Une première, le succès de l'opération montre que le Web est devenu une arme efficace aux mains des géants de la Silicon Valley lorsqu’il s’agit de rivaliser avec les grands groupes de pressions traditionnels, habitués aux couloirs du pouvoir à Washington.

“Le fait que les acteurs de l’Internet réussissent à s’opposer à l’un des plus puissants lobby des États-Unis est vraiment une première”, assure au New York Times Tim Wu, l’auteur de “L’ascension et le déclin des empires de l’information”.

C'est quoi SOPA et PIPA ?

* Sopa et Pipa sont deux propositions de lois américaines très controversées qui visent à lutter contre le téléchargement illégal et le streaming d’œuvres protégés par le droit américain sur la protection intellectuelle.

Elles prévoient une série de sanctions contre des sites accusés par les ayant-droit d’héberger du contenu illégal. La mesure la plus controversée concerne l’obligation qui serait faite aux fournisseurs d’accès ou hébergeurs de pratiquer un filtrage ou un blocage de sites mis en cause, qu’ils soient américains ou non.

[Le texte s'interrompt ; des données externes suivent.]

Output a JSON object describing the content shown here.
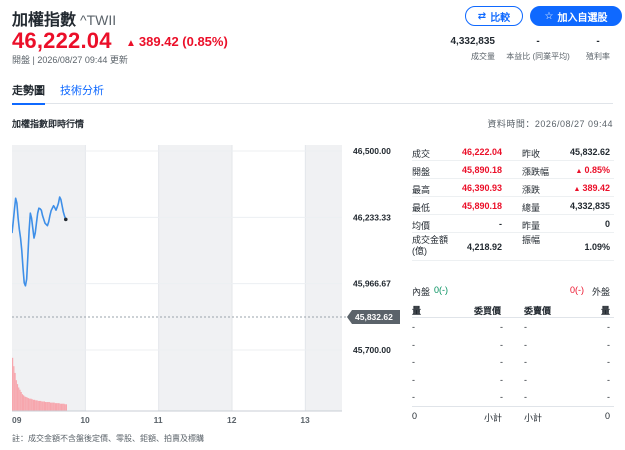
{
  "header": {
    "title": "加權指數",
    "symbol": "^TWII",
    "price": "46,222.04",
    "change": "389.42 (0.85%)",
    "meta": "開盤 | 2026/08/27 09:44 更新",
    "compare_label": "比較",
    "watchlist_label": "加入自選股",
    "stats": [
      {
        "value": "4,332,835",
        "label": "成交量"
      },
      {
        "value": "-",
        "label": "本益比 (同業平均)"
      },
      {
        "value": "-",
        "label": "殖利率"
      }
    ]
  },
  "tabs": [
    {
      "label": "走勢圖"
    },
    {
      "label": "技術分析"
    }
  ],
  "section": {
    "title": "加權指數即時行情",
    "data_time": "資料時間：2026/08/27 09:44"
  },
  "chart_data": {
    "type": "line",
    "y_ticks": [
      "46,500.00",
      "46,233.33",
      "45,966.67",
      "45,700.00"
    ],
    "ylim": [
      45700,
      46500
    ],
    "reference": {
      "value": 45832.62,
      "label": "45,832.62"
    },
    "x_ticks": [
      "09",
      "10",
      "11",
      "12",
      "13"
    ],
    "session": {
      "start": "09:00",
      "end": "13:30"
    },
    "series": [
      {
        "x": [
          0,
          1,
          2,
          3,
          4,
          5,
          6,
          7,
          8,
          9,
          10,
          11,
          12,
          13,
          14,
          15,
          16,
          17,
          18,
          19,
          20,
          21,
          22,
          23,
          24,
          25,
          26,
          27,
          28,
          29,
          30,
          31,
          32,
          33,
          34,
          35,
          36,
          37,
          38,
          39,
          40,
          41,
          42,
          43,
          44
        ],
        "values": [
          46170,
          46215,
          46265,
          46310,
          46290,
          46230,
          46185,
          46150,
          46100,
          46030,
          45970,
          45958,
          45985,
          46080,
          46180,
          46250,
          46230,
          46190,
          46150,
          46170,
          46210,
          46250,
          46270,
          46268,
          46262,
          46240,
          46225,
          46210,
          46205,
          46200,
          46215,
          46240,
          46260,
          46270,
          46280,
          46272,
          46262,
          46275,
          46290,
          46315,
          46305,
          46280,
          46255,
          46238,
          46225
        ]
      }
    ],
    "volume": {
      "x": [
        0,
        1,
        2,
        3,
        4,
        5,
        6,
        7,
        8,
        9,
        10,
        11,
        12,
        13,
        14,
        15,
        16,
        17,
        18,
        19,
        20,
        21,
        22,
        23,
        24,
        25,
        26,
        27,
        28,
        29,
        30,
        31,
        32,
        33,
        34,
        35,
        36,
        37,
        38,
        39,
        40,
        41,
        42,
        43,
        44
      ],
      "values": [
        95,
        80,
        68,
        55,
        48,
        42,
        38,
        34,
        30,
        28,
        26,
        25,
        24,
        23,
        22,
        22,
        21,
        20,
        20,
        19,
        19,
        18,
        18,
        18,
        17,
        17,
        17,
        16,
        16,
        16,
        16,
        15,
        15,
        15,
        15,
        14,
        14,
        14,
        14,
        13,
        13,
        13,
        13,
        12,
        12
      ]
    },
    "colors": {
      "line": "#3e8fe8",
      "reference": "#9aa3ab",
      "reference_badge": "#5b636a",
      "volume": "#f7a6ad",
      "band": "#f0f1f3"
    }
  },
  "quote": {
    "left": [
      {
        "label": "成交",
        "value": "46,222.04",
        "color": "red"
      },
      {
        "label": "開盤",
        "value": "45,890.18",
        "color": "red"
      },
      {
        "label": "最高",
        "value": "46,390.93",
        "color": "red"
      },
      {
        "label": "最低",
        "value": "45,890.18",
        "color": "red"
      },
      {
        "label": "均價",
        "value": "-",
        "color": "dark"
      },
      {
        "label": "成交金額 (億)",
        "value": "4,218.92",
        "color": "dark"
      }
    ],
    "right": [
      {
        "label": "昨收",
        "value": "45,832.62",
        "color": "dark"
      },
      {
        "label": "漲跌幅",
        "value": "0.85%",
        "color": "red",
        "arrow": "up"
      },
      {
        "label": "漲跌",
        "value": "389.42",
        "color": "red",
        "arrow": "up"
      },
      {
        "label": "總量",
        "value": "4,332,835",
        "color": "dark"
      },
      {
        "label": "昨量",
        "value": "0",
        "color": "dark"
      },
      {
        "label": "振幅",
        "value": "1.09%",
        "color": "dark"
      }
    ]
  },
  "orderbook": {
    "inner_label": "內盤",
    "inner_value": "0(-)",
    "outer_value": "0(-)",
    "outer_label": "外盤",
    "col_qty": "量",
    "col_bid": "委買價",
    "col_ask": "委賣價",
    "rows": [
      "-",
      "-",
      "-",
      "-",
      "-"
    ],
    "total_left": "0",
    "subtotal_label": "小計",
    "total_right": "0"
  },
  "note": "註：成交金額不含盤後定價、零股、鉅額、拍賣及標購"
}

D’autres dispositions prévoient des amendes financières, le gel des comptes des propriétaires des sites ou encore la saisie des noms de domaine litigieux. Face à la campagne contre ces deux textes, les promoteurs de ces législations ont commencé à reculer sur certains points comme le blocage des sites accusés d’héberger du contenu illégal.